European relief as Dutch snub ‘siren song’ of far-right
European leaders breathed a sigh of relief Thursday as the pragmatic Dutch plumped for the status-quo, voting Liberal Prime Minister Mark Rutte back into power even though the far-right shot up into second place.
“A vote for Europe, a vote against extremists,” Margaritis Schinas, spokesman for EU Commission chief Jean-Claude Juncker, said in a Tweet.
After the Brexit blow and Donald Trump’s victory in the US, Wednesday’s general elections was being closely watched across a continent seeking to take the temperature of the rise of populism.
It was “a victory for common sense and a great start for Europe’s election season,” said Holger Schmieding, chief economist with Berenberg bank.
The fact that most Dutch voters had “rebuked the siren songs of the populists may help a little” with upcoming polls in France and Germany, he said.
After flirting for some months with putting anti-Islam MP Geert Wilders at the helm of the country of 17 million people, in the end Dutch voters opted for stability.
With 93 percent of votes counted, Rutte’s Liberal VVD party was seen as emerging as the largest party for the third time running with 33 seats, the Dutch news agency said.

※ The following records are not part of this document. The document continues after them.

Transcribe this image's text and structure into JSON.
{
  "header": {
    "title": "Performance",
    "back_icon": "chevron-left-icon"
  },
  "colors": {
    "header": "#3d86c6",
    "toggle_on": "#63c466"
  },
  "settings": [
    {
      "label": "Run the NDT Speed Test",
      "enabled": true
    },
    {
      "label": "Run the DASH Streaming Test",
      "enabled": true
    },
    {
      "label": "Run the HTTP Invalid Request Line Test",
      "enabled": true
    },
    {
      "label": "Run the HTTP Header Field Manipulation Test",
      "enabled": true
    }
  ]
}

That is eight seats down on the last elections in 2012, but puts him in pole position to form the next coalition government to rule one of the largest eurozone economies.
The Netherlands had “said ‘stop’ to the wrong kind of populism,” Rutte told cheering supporters late Wednesday.

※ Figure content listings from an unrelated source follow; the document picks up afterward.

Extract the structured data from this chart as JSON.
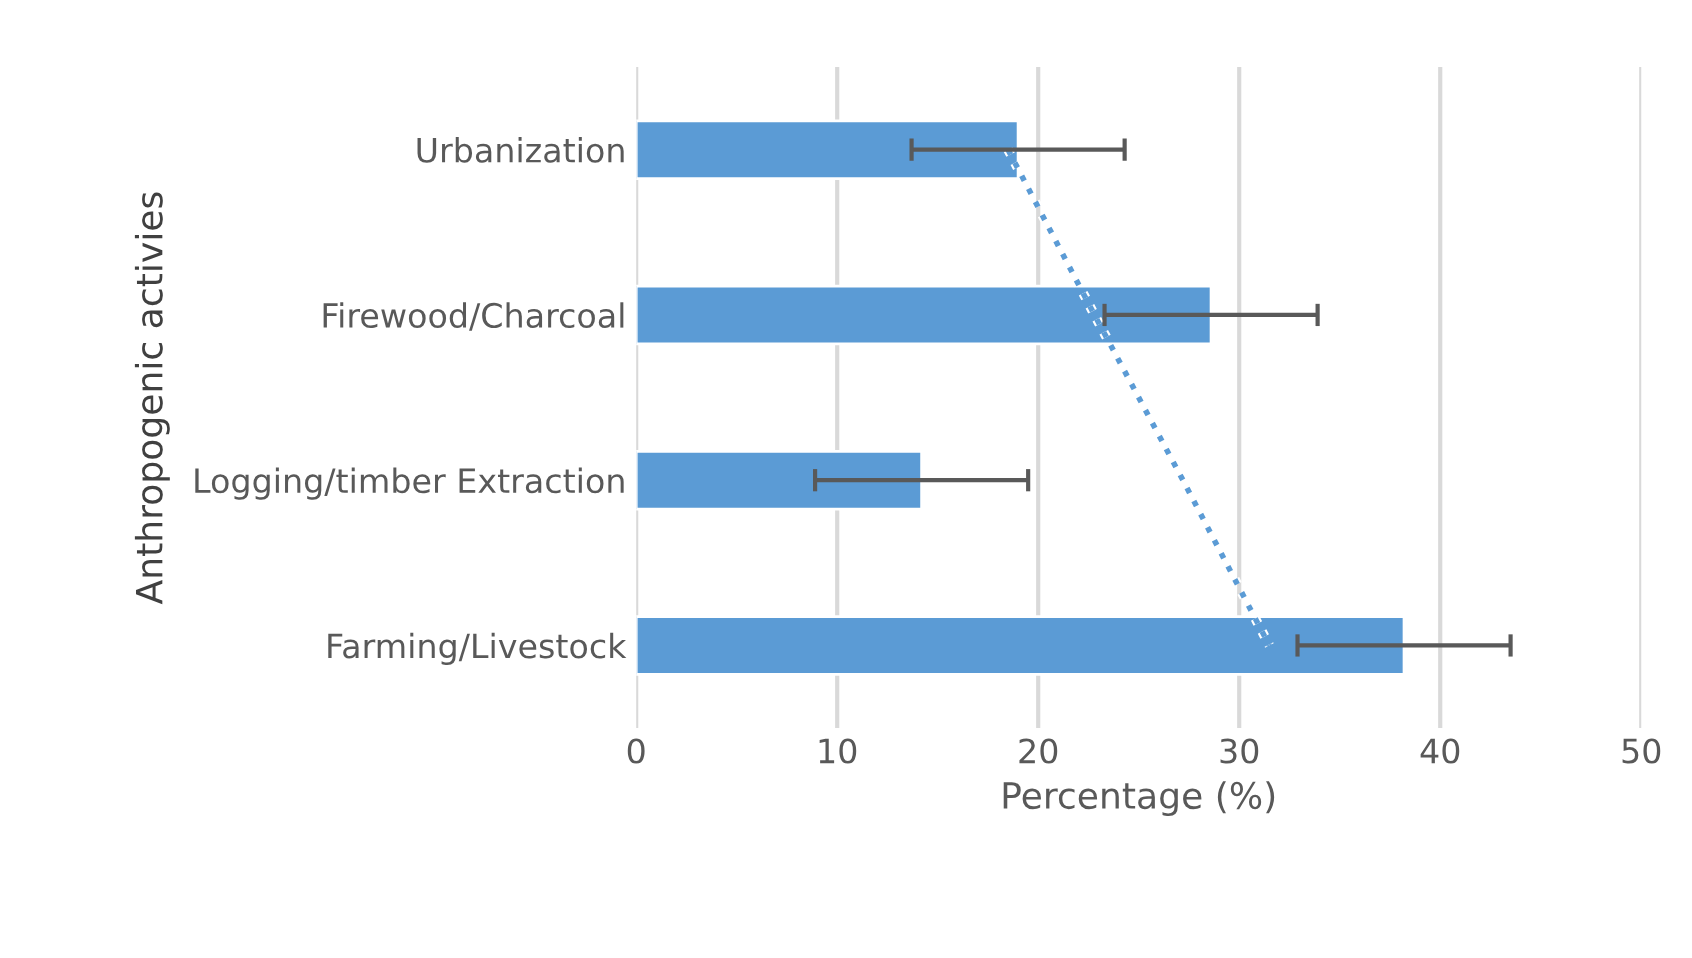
{
  "chart_data": {
    "type": "bar",
    "orientation": "horizontal",
    "xlabel": "Percentage (%)",
    "ylabel": "Anthropogenic activies",
    "categories": [
      "Urbanization",
      "Firewood/Charcoal",
      "Logging/timber Extraction",
      "Farming/Livestock"
    ],
    "series": [
      {
        "type": "bar",
        "color": "#5b9bd5",
        "values": [
          19.0,
          28.6,
          14.2,
          38.2
        ],
        "errors": [
          5.3,
          5.3,
          5.3,
          5.3
        ]
      },
      {
        "type": "line",
        "color": "#5b9bd5",
        "line_style": "dotted",
        "marker": "none",
        "values": [
          18.5,
          22.8,
          27.2,
          31.5
        ]
      }
    ],
    "xlim": [
      0,
      50
    ],
    "xticks": [
      0,
      10,
      20,
      30,
      40,
      50
    ],
    "grid": "x",
    "legend": false
  }
}
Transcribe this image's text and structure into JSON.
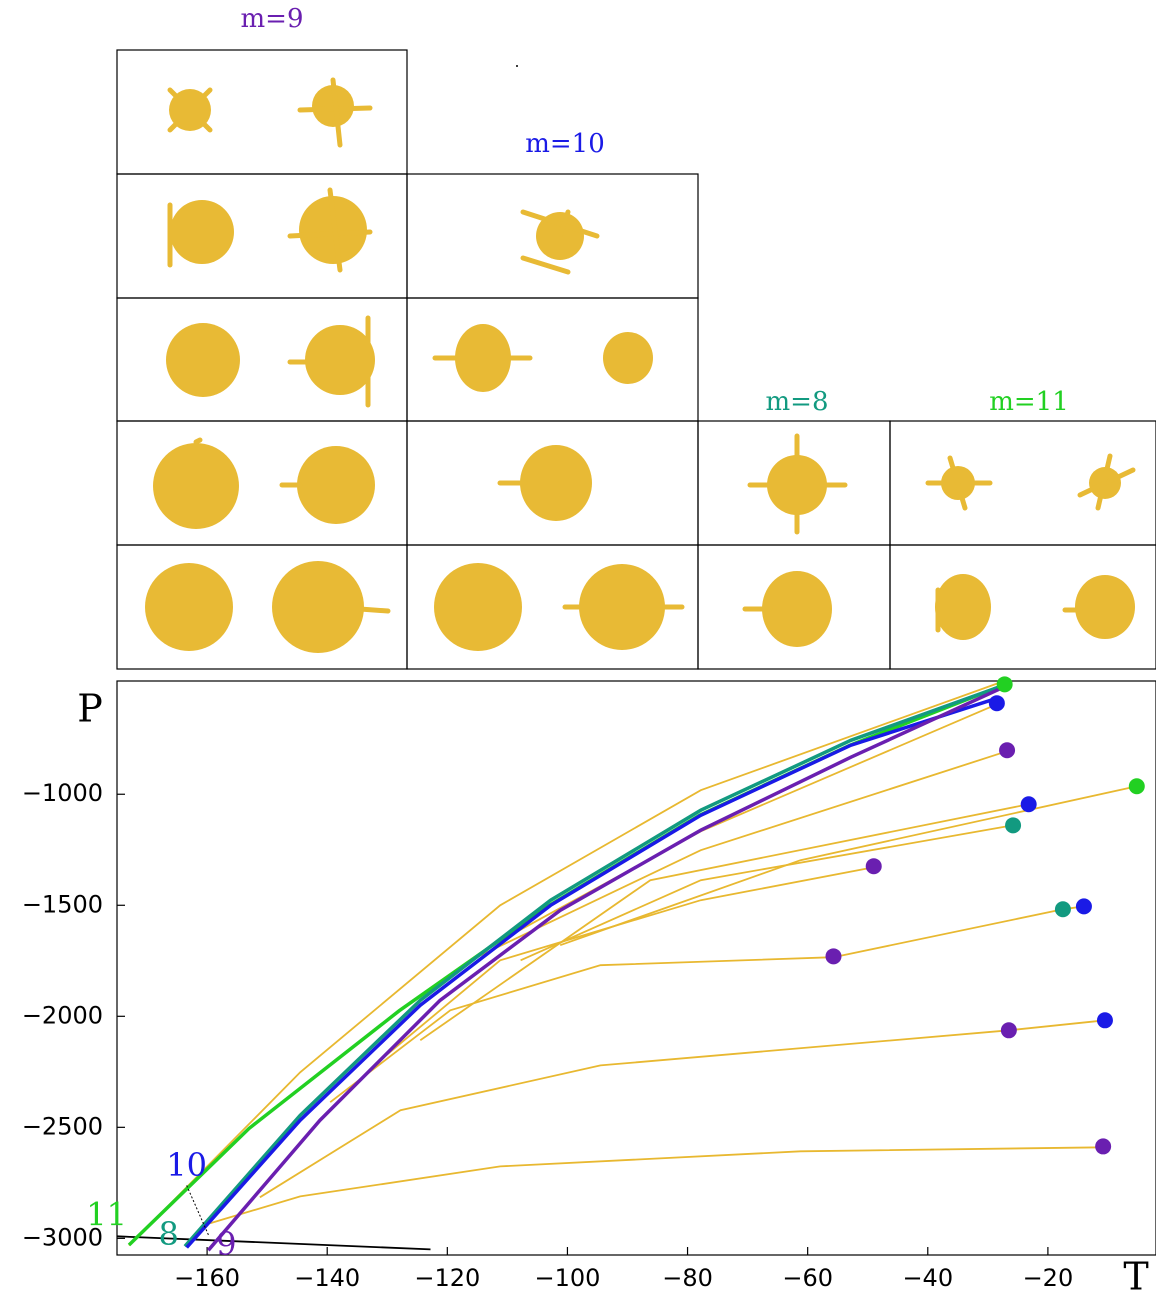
{
  "chart_data": {
    "type": "line",
    "panel_labels": [
      {
        "text": "m=9",
        "color": "#6a1fb0"
      },
      {
        "text": "m=10",
        "color": "#1a1ae6"
      },
      {
        "text": "m=8",
        "color": "#129a80"
      },
      {
        "text": "m=11",
        "color": "#22d022"
      }
    ],
    "xlabel": "T",
    "ylabel": "P",
    "xlim": [
      -175,
      -2
    ],
    "ylim": [
      -3075,
      -490
    ],
    "xticks": [
      {
        "value": -160,
        "label": "−160"
      },
      {
        "value": -140,
        "label": "−140"
      },
      {
        "value": -120,
        "label": "−120"
      },
      {
        "value": -100,
        "label": "−100"
      },
      {
        "value": -80,
        "label": "−80"
      },
      {
        "value": -60,
        "label": "−60"
      },
      {
        "value": -40,
        "label": "−40"
      },
      {
        "value": -20,
        "label": "−20"
      }
    ],
    "yticks": [
      {
        "value": -3000,
        "label": "−3000"
      },
      {
        "value": -2500,
        "label": "−2500"
      },
      {
        "value": -2000,
        "label": "−2000"
      },
      {
        "value": -1500,
        "label": "−1500"
      },
      {
        "value": -1000,
        "label": "−1000"
      }
    ],
    "series": [
      {
        "style": "thin",
        "color": "#000000",
        "x": [
          -175,
          -122.8
        ],
        "y": [
          -2991,
          -3050
        ]
      },
      {
        "style": "thin",
        "color": "#e8b830",
        "x": [
          -159.5,
          -144.5,
          -111.2,
          -61.2,
          -10.8
        ],
        "y": [
          -2932,
          -2811,
          -2676,
          -2608,
          -2590
        ]
      },
      {
        "style": "thin",
        "color": "#e8b830",
        "x": [
          -151.2,
          -127.8,
          -94.5,
          -26.5,
          -10.5
        ],
        "y": [
          -2815,
          -2423,
          -2221,
          -2063,
          -2018
        ]
      },
      {
        "style": "thin",
        "color": "#e8b830",
        "x": [
          -139.5,
          -119.5,
          -94.5,
          -55.7,
          -17.5,
          -14
        ],
        "y": [
          -2387,
          -1973,
          -1770,
          -1734,
          -1518,
          -1505
        ]
      },
      {
        "style": "thin",
        "color": "#e8b830",
        "x": [
          -131.2,
          -111.2,
          -77.8,
          -49
        ],
        "y": [
          -2198,
          -1748,
          -1477,
          -1329
        ]
      },
      {
        "style": "thin",
        "color": "#e8b830",
        "x": [
          -107.8,
          -77.8,
          -25.8
        ],
        "y": [
          -1748,
          -1387,
          -1140
        ]
      },
      {
        "style": "thin",
        "color": "#e8b830",
        "x": [
          -101.2,
          -61.2,
          -5.2
        ],
        "y": [
          -1680,
          -1297,
          -964
        ]
      },
      {
        "style": "thin",
        "color": "#e8b830",
        "x": [
          -124.5,
          -86.2,
          -23.2
        ],
        "y": [
          -2108,
          -1387,
          -1045
        ]
      },
      {
        "style": "thin",
        "color": "#e8b830",
        "x": [
          -116.2,
          -77.8,
          -26.8
        ],
        "y": [
          -1748,
          -1252,
          -806
        ]
      },
      {
        "style": "thin",
        "color": "#e8b830",
        "x": [
          -111.2,
          -77.8,
          -28.5
        ],
        "y": [
          -1660,
          -1167,
          -595
        ]
      },
      {
        "style": "thin",
        "color": "#e8b830",
        "x": [
          -173,
          -144.5,
          -111.2,
          -77.8,
          -27.8
        ],
        "y": [
          -3032,
          -2252,
          -1500,
          -982,
          -495
        ]
      },
      {
        "style": "thick",
        "name": "11",
        "color": "#22d022",
        "x": [
          -173,
          -153,
          -128,
          -103,
          -78,
          -53,
          -27
        ],
        "y": [
          -3030,
          -2505,
          -1975,
          -1500,
          -1095,
          -780,
          -505
        ]
      },
      {
        "style": "thick",
        "name": "8",
        "color": "#129a80",
        "x": [
          -163.7,
          -144.5,
          -124.5,
          -102.8,
          -77.8,
          -52.8,
          -27.8
        ],
        "y": [
          -3036,
          -2446,
          -1928,
          -1477,
          -1072,
          -757,
          -514
        ]
      },
      {
        "style": "thick",
        "name": "10",
        "color": "#1a1ae6",
        "x": [
          -163.4,
          -144.5,
          -124.5,
          -102.8,
          -77.8,
          -52.8,
          -28.5
        ],
        "y": [
          -3041,
          -2468,
          -1950,
          -1500,
          -1095,
          -779,
          -568
        ]
      },
      {
        "style": "thick",
        "name": "9",
        "color": "#6a1fb0",
        "x": [
          -159.8,
          -141.2,
          -121.2,
          -101.2,
          -77.8,
          -52.8,
          -27.8
        ],
        "y": [
          -3054,
          -2468,
          -1928,
          -1523,
          -1162,
          -833,
          -523
        ]
      },
      {
        "style": "markers",
        "color": "#22d022",
        "x": [
          -27.2,
          -5.2
        ],
        "y": [
          -505,
          -964
        ]
      },
      {
        "style": "markers",
        "color": "#1a1ae6",
        "x": [
          -28.5,
          -23.2,
          -14,
          -10.5
        ],
        "y": [
          -590,
          -1045,
          -1505,
          -2018
        ]
      },
      {
        "style": "markers",
        "color": "#6a1fb0",
        "x": [
          -26.8,
          -49,
          -55.7,
          -26.5,
          -10.8
        ],
        "y": [
          -802,
          -1324,
          -1730,
          -2063,
          -2586
        ]
      },
      {
        "style": "markers",
        "color": "#129a80",
        "x": [
          -25.8,
          -17.5
        ],
        "y": [
          -1140,
          -1518
        ]
      }
    ]
  }
}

The next task was “to unite the country … (and) succeed in forming a stable government for the next four years.”
– Coalition talks –
Wilders however had reason to crow, having boosted his number of seats to 20 from 15 in the last election, according to the ANP count.
“We were the 3rd largest party of the Netherlands. Now we are the 2nd largest party. Next time we will be nr. 1!” he tweeted.
But Rutte is unlikely to ask Wilders and his anti-EU Freedom Party (PVV) to join him in coalition, having been stabbed in the back in 2012 when the MP withdrew his support for the government over austerity talks, forcing snap elections.
All the top party leaders were due to gather for the first time at the centuries-old Dutch parliament later Thursday to “give their opinions on how the new cabinet can be formed,” the parliamentary press office said.
“The fascination for the rise of right-wing populism in Europe is over,” said Hajo Funke, from the Otto Suhr political sciences institute, at Berlin’s Free University.
“They see that the right-wing populism, as good as it was perceived against migrants, can destroy countries’ economies and trigger a chain-reaction of destruction in Europe.”
Wilders adopted a conciliatory tone early Thursday as he eyed the start of tough coalition talks.
“I would still like to co-govern as the PVV, if possible. But if that doesn’t work … we’ll support the cabinet, where needed, on the issues that are important to us,” he told reporters.
Rutte is more likely to turn natural coalition partners the Christian Democratic Appeal (CDA) and Democracy party D66 which shared joint third with 19 seats each.
Rutte plus the CDA and D66 would comprise 71 seats of the 76 needed for a parliamentary majority.
That means they would have to woo a fourth party for a centre-right coalition. Two contenders could be the Christian Union with five seats or the more orthodox Calvinist Reformed Political Party (SGP) which took three.
– Opposition foe –
That would leave Wilders as the largest party in opposition, ensuring he will remain a thorn in the side of the establishment.
Joining him most likely in opposition will be his ideological foe Jesse Klaver who has turned around the fortunes of his ecologist, left-wing party GroenLinks.
The young charismatic leader appears to have drawn huge support among younger voters, and boosted his party from just four seats in parliament to 14.
“I think it will be difficult for them to negotiate about lot of issues but I think within a couple of months we will see a centre-right government being formed with these results,” Leiden University analyst Geerten Waling told AFP.
“With this election there is absolutely no reason to think that there is a political crisis in the Netherlands.”